The investigator’s findings were never released, leaving lingering questions about what happened during Dude’s tenure and why the board decided to part ways with him.

“I think that the School Board took an unnecessarily narrow exploration of the behavior from a strictly legalistic standpoint,” Utz said. “The investigation focused on did a law get broken here and that’s not, I think, where the community was.”

Utz would like information about the investigation released and said that the public is owed answers within the limit of what they’re allowed to hear under the law.

“I also recognize that on issues of personnel, personnel matters and things of that nature there are sometimes things that can’t get released publicly,” Utz said. “But I also know that governments sometimes use that as an excuse to shut things down that they find uncomfortable.”

He intends to ask for the findings of the investigation and review it. He’d like to see more public accountability from the perspective of knowing what happened to be able to put controls in place, so it never happens again.

“If you are not bound by some law to not release, then you should release what you have,” Utz said.

The School Board does not work for the school system, they work for the taxpayers that elect them, he said.
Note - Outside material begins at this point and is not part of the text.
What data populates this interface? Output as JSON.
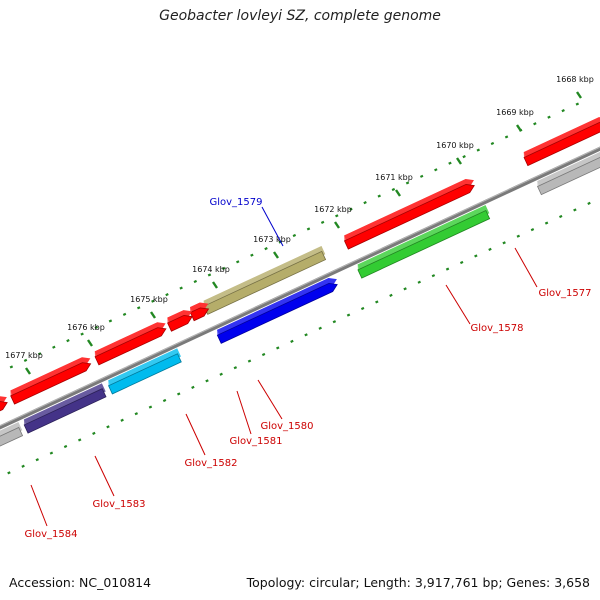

“The School Board in all cases ought to always default to what is the expectation of the taxpayer,” Utz said. “If they can’t meet the expectation of the taxpayer for some legal or other reason, then they should be able to explicitly point to what that legal or other reason [is] and be transparent about explaining why the information can’t be shared according to whatever that legal or other reason is.”

Currently, Utz is not running against another candidate as board member Lewis Jones is not seeking reelection but Utz wants to see more candidates run for the School Board.

“I personally think it is a problem that the School Board elections are uncontested. I think that an uncontested election means that the candidates aren’t vetted publicly sufficiently,” he said. “I’m going to run as if I’m contested. I’m going to put a very, very clear platform out there. I’m going to talk in very clear terms about what I believe.”